Aslında konu bundan çok bağımsızdı.

Bora'nın eve gidip saatlerce onun söylenmelerini dinlemektense aile evine gelmiştim. Çok alakasız bir karardı.

Evin önüne geldiğim an kafamın üstünde ledlerle 'Yüksek Gerilim Hattı' yazmaya başlıyordu.

Konu bundan ibaretti.

Her şey süper ilerlerken Akın beni buraya bırakmış kendisi de onu fark etmeyeceğimi düşünerek evin biraz ilerisine arabasını park etmiş orada beklemeye başlamıştı.

Ve hala pes etmemişti.

Eve girdiğim gibi kimse ile karşılaşmadan koşarak en üst kata, odama çıkmış Borsa'yı yenilerken artan doları seyrediyordum.

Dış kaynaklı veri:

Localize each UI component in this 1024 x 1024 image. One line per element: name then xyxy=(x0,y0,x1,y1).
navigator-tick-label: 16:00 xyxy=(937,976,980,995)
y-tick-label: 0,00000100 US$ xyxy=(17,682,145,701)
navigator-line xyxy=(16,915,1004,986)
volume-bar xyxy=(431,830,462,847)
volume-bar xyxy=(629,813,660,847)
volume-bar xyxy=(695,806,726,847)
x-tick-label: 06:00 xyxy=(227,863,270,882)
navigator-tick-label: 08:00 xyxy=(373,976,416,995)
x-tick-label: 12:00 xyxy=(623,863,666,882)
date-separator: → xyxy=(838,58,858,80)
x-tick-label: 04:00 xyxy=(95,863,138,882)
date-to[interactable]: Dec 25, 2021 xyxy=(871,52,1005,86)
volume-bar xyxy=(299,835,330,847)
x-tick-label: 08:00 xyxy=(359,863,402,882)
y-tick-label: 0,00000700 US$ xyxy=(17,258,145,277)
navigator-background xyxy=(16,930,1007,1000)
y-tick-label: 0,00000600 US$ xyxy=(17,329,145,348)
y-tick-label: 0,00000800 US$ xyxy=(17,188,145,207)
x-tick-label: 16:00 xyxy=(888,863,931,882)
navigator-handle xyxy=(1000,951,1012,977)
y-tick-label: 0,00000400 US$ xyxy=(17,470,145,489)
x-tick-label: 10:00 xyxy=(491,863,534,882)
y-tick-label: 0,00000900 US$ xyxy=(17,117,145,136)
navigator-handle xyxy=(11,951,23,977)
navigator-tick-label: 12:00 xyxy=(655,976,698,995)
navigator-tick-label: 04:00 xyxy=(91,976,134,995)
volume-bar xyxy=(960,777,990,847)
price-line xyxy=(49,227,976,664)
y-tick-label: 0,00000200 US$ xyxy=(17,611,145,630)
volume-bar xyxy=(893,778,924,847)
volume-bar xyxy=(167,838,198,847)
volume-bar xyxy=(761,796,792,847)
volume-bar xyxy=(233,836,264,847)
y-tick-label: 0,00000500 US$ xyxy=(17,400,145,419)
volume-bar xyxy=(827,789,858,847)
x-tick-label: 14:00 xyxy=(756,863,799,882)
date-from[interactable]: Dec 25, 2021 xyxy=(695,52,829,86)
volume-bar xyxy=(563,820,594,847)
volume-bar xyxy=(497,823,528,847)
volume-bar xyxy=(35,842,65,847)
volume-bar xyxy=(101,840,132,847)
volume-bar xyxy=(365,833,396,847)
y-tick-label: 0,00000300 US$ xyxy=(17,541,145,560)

Sayfayı sol üst köşeden tekrar yenilediğimde Dolar'ın bir lira daha yükseldiğini görmüştüm. Sağ elimi kalbimin üstüne bastırarak ekranı seyretmeye başladım.

Bir daha sayfayı yenilemeden oturduğum çalışma masasından kalkıp yatağımın üzerinde bir yerlerde olan telefonumu aramaya başladım.

Yorganımı tamamen kaldırıp yatağın ucunda duran telefonumu almak için elimdeki yorganı yere atıp telefonumu elime aldıktan sonra yatağıma oturup direkt yüz tanıma ile açtım.

Wallete girip coin piyasasını kontrol ettiğimde artışta olduklarını görmüştüm.

Sanırım servetimi katlayacak o döneme girmiştik.

Coin epey sıkıntı bir işti yaşadığınız an ve bir sonraki saniye piyasada aynı olmazdı.

Ve şu an kazanan taraftaydım.

Gülümseyerek telefonumun ekranına bakmaya devam ederken çalan kapım ile bakışlarımı sanki kapının arkasındakini görebilecekmiş gibi kapıya çevirdim.

"Gel." Diyerek kapıdakine seslendiğimde kapı az bir şekilde açılmış açılan aradan küçük kardeş Furkan kafasını uzatmıştı.

Telefonumun ekranını kenarındaki tuşundan kapatıp hızlıca kalkıp kapıya ilerledim.

Furkan bir haftadır evde değildi Futbol klubü ile Alanya'ya kampa gitmişlerdi. Ve doğal olarak evde iki insan yüzü göremediğimden Furkan'ın sürekli abla abla diye peşimde dolaşmasını özlemiştim.

Kapıya ilerlediğimde o da içeriye girmiş yanıma gelmişti. O kollarını belime doladığında ben de beline sarılmıştım. 

Çok alakasız bir şekilde benden küçük olmasına rağmen benden on- on beş santim uzundu.

1.84 falandı her halde.

"Vallahi abla bir haftada şu evin içindeki seyir zevki yüksek tartışmaları, bu aşırı güzel kaotik ortamı o kadar özledim ki." Demiş biraz ara verdikten sonra "Bunlar dışında seni de özledim, ne kadar yakın olmasakta sürekli gördüğüm varlığına alışmışm." Demişti.

Bok etmiştim.

Furkan bana alışmıştı ve gidişimi izlemek zorunda kalacaktı.

Yine.

Mahvettin.

Ben bırakıp giderdim belki ama o üzülürdü gidişime.

Giderdim, beni burada tutacak hiçbir sebep yoktu çünkü.